What is even more amusing is the banal hypocrisy with which other similarly-pompous Filipino Twitter “activists” style themselves as champions of liberal and “progressive” thinking. Aspiring lawyer Jego Ragragio (a.k.a. @JegoRagragio on Twitter), is one such “activist” that consistently exhibits the same verbose pomposity that DJB displays on Twitter. Responding to a tweet by Sri Lankan born Filipino TV personality Ronnie Nathanielsz, Ragragio tweeted “You weren’t even born here. Go back to Sri Lanka, your village misses its idiot.”

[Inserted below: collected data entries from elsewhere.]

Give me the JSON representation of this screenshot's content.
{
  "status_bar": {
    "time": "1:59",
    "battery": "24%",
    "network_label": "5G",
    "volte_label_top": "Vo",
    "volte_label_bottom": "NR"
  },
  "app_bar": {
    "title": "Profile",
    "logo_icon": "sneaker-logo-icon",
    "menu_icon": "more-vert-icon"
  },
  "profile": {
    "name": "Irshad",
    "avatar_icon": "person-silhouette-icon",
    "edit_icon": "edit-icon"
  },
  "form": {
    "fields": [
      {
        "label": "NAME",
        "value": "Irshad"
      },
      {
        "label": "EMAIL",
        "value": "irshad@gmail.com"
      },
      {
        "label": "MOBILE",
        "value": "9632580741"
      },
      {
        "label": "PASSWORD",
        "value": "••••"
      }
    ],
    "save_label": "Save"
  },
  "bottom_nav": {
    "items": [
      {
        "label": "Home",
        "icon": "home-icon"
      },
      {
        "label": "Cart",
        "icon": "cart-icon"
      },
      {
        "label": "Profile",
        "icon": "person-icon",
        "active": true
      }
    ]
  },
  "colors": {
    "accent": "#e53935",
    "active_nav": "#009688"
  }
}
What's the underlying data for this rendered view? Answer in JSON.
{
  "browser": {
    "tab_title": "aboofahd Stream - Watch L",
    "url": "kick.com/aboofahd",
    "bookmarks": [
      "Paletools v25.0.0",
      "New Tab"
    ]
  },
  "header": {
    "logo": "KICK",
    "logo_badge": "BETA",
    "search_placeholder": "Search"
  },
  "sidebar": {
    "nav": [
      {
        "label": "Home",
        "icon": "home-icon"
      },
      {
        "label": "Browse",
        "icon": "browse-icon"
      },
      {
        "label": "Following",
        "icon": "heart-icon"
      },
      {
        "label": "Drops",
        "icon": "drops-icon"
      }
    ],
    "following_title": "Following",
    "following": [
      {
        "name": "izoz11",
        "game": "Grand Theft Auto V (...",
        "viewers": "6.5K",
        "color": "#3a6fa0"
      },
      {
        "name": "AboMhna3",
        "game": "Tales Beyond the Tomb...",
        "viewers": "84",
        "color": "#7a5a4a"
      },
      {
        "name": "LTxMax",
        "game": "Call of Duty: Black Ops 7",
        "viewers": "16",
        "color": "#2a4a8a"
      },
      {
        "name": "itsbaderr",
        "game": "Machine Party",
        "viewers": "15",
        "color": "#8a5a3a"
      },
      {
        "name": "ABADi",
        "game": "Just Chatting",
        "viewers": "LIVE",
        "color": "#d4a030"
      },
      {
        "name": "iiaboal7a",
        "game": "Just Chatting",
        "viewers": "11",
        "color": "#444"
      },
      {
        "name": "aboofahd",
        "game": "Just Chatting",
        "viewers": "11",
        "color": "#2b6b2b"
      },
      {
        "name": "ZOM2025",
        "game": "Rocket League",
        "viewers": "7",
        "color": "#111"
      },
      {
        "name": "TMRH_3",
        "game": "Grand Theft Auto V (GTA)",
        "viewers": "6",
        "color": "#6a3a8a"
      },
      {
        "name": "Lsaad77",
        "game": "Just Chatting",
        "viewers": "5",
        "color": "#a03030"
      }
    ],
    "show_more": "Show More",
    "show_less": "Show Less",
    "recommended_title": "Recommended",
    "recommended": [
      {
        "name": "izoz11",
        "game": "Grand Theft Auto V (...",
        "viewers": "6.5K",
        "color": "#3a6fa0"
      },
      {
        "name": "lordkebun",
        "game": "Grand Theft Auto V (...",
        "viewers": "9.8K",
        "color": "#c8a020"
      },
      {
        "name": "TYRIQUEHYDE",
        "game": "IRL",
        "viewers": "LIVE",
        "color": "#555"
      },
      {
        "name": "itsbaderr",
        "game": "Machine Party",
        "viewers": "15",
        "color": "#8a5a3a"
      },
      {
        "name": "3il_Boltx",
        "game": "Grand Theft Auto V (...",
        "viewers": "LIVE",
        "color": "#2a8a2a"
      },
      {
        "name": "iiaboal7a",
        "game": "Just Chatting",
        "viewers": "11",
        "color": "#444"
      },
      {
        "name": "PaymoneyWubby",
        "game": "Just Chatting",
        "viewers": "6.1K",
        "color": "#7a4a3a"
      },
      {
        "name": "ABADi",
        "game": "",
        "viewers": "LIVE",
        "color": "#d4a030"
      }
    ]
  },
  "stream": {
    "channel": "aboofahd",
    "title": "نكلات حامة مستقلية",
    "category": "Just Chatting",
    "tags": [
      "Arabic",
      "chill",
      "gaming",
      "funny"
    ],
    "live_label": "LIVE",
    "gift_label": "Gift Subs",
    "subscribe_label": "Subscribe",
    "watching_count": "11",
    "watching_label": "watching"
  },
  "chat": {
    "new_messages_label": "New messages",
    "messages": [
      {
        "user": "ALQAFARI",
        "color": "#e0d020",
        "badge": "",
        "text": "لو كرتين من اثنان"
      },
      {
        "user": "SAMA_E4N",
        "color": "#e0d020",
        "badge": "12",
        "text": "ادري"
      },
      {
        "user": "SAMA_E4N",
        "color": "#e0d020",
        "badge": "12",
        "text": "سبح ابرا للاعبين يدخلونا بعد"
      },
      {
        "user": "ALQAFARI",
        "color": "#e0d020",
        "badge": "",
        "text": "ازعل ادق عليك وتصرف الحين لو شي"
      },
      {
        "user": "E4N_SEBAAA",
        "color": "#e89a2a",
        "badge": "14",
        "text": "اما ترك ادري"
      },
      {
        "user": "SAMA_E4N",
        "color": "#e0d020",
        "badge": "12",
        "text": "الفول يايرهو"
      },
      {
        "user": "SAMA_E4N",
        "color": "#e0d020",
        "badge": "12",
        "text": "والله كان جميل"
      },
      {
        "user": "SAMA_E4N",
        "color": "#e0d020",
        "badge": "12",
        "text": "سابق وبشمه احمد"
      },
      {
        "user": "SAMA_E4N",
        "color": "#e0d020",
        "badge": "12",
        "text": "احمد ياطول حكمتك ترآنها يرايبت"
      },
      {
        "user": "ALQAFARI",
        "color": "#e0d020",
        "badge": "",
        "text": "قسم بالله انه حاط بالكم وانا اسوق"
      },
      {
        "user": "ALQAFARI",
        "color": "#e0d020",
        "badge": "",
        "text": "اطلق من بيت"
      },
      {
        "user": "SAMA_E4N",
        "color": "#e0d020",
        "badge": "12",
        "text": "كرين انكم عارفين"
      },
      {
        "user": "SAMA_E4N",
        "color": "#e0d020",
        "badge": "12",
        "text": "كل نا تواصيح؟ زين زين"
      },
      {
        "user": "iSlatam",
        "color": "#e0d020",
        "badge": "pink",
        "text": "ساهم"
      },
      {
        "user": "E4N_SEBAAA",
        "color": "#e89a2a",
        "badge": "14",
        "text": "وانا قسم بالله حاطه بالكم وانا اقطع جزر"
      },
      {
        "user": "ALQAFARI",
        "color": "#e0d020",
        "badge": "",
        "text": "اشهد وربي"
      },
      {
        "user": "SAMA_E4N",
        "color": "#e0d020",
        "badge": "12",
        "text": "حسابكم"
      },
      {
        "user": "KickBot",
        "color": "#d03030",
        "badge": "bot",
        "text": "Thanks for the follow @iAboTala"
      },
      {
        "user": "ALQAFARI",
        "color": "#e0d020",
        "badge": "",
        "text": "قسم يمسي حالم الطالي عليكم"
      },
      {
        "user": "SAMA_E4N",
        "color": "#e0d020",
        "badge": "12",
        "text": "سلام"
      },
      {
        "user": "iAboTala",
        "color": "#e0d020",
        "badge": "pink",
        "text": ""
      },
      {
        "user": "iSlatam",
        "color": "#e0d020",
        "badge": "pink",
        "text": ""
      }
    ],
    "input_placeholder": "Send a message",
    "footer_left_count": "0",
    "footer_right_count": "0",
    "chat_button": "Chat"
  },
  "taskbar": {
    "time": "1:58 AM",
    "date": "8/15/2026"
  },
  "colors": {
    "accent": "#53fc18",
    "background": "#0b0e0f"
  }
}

Nathanielsz is a noted sports commentator who enjoyed the height of his fame in the 1970s as a mainstay of the sportscasting team of state broadcasting network PTV-4. He is now reviled by so-called anti-Marcos activists such as Ragragio because of his links to the Marcos regime owing to the PTV-4 network’s alleged history of biased news reporting in favour of Marcos that time. Perhaps (and rather unsurprisingly), Ragragio in being so blinkered by his hate for the Marcos regime failed to see the quaint contradiction in the way he’d style himself as being part of the camp stirring up outrage fads over the looming despotism gripping the Philippines and his Trump-like regard for long-time immigrants like Nathanielsz. Maybe give Ragragio the benefit of the doubt. Hate is renowned for its blinding properties, after all. Just the same, I couldn’t resist this tweet quoting Ragragio’s now-infamous gaffe:
Tsk tsk. And here we have the same people who would demonise Donald Trump for saying similar things… #hypocrisy
What do Dean Jorge Bocobo and Jego Ragragio, both Filipino Twitter “activists” of note, have in common? Aside from that characteristic verbose pomposity normally attributed to self-important, self-styled “thought leaders”, there is that blinding emotionalism that seems to consistently dull the higher intellectual faculties of the Philippine National “Debate” — which raises the obvious question:
Are Filipino liberal “activists” up to the task of ensuring that the Philippines is well-placed, at least at a grassroots level, to prepare for and respond to the global winds of conservatism blowing by?
It’s quite certain there are smart folks out there who are qualified to lay the foundation of right thinking and right perspective needed in the national discourse to make sense and come to terms with the political trends of the times. But if these two characters represent that essential thought leadership needed to build in the Philippines that thinking class that is essential to transition to the next level of social progress, suffice to say, Philippine society is in trouble.